Concerns are, of course, warranted when you spend money in expectation of a product. But there is little sympathy for the bedraggled developer toiling in an industry so, to use the word, grueling. Had Shovel Knight failed to materialize, it is unlikely we would regard it as a what-might-have-been story of a project that asked too much of its workers. Very likely, we would treat Yacht Club Games as ill-prepared frauds. Very likely, the threadbare development would be seen in retrospect as an obvious red flag.

These attitudes are not new. The 2012 film Indie Game: The Movie follows the development of two indie games, Super Meat Boy and Fez, and also comments on the success of 2008’s Braid. The film highlights the long work hours and the enormous risk these projects faced. Edmund McMillen and Tommy Refenes, the designers of Super Meat Boy, worked in nonstop crunch time, under financial burden, to jump through Microsoft’s publishing hoops. (The film does not seem to consider it strange that these “indie” developers are still beholden to the whims of a huge corporation.) Nonetheless, Indie Game: The Movie portrays these people as struggling underdogs, and the film ends on an undeniable positive note, with the successful launch of Super Meat Boy and a promising future for Fez. Fez had not, by the film’s release date, even come out, and Phil Fish, the designer, is now well known for his open disdain of the game industry and even his supposed fans. In August 2014, two years later, Fish put his studio and the Fez property up for sale.

We could trace these attitudes back further, to the scrappy perseverance of Tim Schafer’s Double Fine, the Shareware successes of Id Software, to the garage developers of the 80s and 90s. We love stories of independent creators, of passion projects financially rewarded. But EA does not have a monopoly on crunch time. Working without pay means you cannot afford rent, whether you work for Crytek or whether you work out of your own home.
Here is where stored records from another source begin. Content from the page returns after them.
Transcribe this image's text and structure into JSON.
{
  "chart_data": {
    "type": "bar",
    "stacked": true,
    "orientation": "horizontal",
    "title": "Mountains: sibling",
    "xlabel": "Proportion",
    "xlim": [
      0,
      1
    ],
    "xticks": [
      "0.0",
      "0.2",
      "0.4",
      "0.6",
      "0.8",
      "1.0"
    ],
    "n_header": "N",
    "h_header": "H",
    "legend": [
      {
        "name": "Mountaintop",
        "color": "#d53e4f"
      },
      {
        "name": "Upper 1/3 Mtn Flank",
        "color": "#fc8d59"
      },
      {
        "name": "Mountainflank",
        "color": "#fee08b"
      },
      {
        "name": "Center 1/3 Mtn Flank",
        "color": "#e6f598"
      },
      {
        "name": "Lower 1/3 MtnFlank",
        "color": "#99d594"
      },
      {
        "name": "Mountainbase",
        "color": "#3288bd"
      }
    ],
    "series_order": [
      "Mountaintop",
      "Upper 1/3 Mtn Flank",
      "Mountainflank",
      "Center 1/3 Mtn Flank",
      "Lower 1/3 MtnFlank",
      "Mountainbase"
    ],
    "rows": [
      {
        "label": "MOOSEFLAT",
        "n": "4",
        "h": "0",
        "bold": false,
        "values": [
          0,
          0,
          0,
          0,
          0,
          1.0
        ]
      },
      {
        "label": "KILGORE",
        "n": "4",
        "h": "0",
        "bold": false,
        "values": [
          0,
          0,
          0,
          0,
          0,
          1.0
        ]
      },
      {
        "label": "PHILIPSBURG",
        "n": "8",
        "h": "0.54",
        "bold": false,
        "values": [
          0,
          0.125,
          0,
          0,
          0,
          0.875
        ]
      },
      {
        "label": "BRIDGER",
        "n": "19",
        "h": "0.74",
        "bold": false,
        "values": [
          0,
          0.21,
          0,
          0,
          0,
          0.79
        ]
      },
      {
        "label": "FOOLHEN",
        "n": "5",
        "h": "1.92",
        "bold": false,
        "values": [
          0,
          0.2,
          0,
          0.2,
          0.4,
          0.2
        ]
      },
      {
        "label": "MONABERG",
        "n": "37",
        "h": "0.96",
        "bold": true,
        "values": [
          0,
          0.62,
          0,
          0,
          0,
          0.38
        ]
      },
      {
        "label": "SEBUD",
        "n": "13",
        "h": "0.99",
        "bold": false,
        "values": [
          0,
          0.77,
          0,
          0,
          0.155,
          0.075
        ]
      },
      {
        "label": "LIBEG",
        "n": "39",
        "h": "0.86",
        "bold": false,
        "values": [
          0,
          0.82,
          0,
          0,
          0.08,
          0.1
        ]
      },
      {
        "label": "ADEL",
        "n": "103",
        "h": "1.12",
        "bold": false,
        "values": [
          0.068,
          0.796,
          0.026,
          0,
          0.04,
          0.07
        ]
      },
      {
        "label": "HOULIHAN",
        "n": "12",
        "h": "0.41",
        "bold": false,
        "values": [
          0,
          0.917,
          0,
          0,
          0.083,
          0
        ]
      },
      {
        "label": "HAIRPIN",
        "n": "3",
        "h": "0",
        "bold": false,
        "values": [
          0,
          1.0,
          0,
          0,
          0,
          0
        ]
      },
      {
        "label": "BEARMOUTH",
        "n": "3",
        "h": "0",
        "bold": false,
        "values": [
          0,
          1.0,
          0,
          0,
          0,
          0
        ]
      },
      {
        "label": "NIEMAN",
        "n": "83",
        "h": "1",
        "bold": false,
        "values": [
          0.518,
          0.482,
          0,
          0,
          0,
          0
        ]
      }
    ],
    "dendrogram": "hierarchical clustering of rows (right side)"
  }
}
Whether indie or corporate, games made under arduous conditions, without safety nets, will continue to be the domain of only those people who can take those risks—boxing out those who cannot live off savings, who cannot sit at a computer for twelve hours a day, seven days a week. It hardly needs to be said that these lines have historically been drawn between young men and everybody else.

In another Kotaku report, anonymous employees shared their stories of corporate layoffs, and one comment in particular stands out.

“This isn’t going to change. It’s a hit-driven industry; the vast majority of games aren’t going to recoup their development costs. What’s truly scary–to me, anyway–is that this logic is going to hit the indie development scene soon, and it’s going to hit hard. It’s not going to be as newsworthy, because the studio names aren’t going to be recognizable, and the games aren’t going to be ones that people played. But the human cost is going to be just as severe; in many cases, it will be worse, because the funding isn’t coming from big publishers or VC [venture capital]. It’s coming out of people’s savings or their families.”

Video games, for most people, are consumer products, entertainment machines designed to occupy some amount of time as a function of some amount of money. For some people, those chest-puffing “indie gamers,” video games are supposedly something more. They are artistic creations that require active, enthusiastic support, whose creators deserve to pay rent and put food on their table. But independence, by itself, is not a true alternative to the corporate development process, unless all you care about is a slightly wider variety of games for sale. Game designers need stronger safety nets, not a Kickstarter pittance. Game development needs more open doors, not indie audiences with demands just as severe as any corporate fanboy. Game development cannot continue to be grueling as a matter of course if we want this hobby and its industry to be healthy and diverse.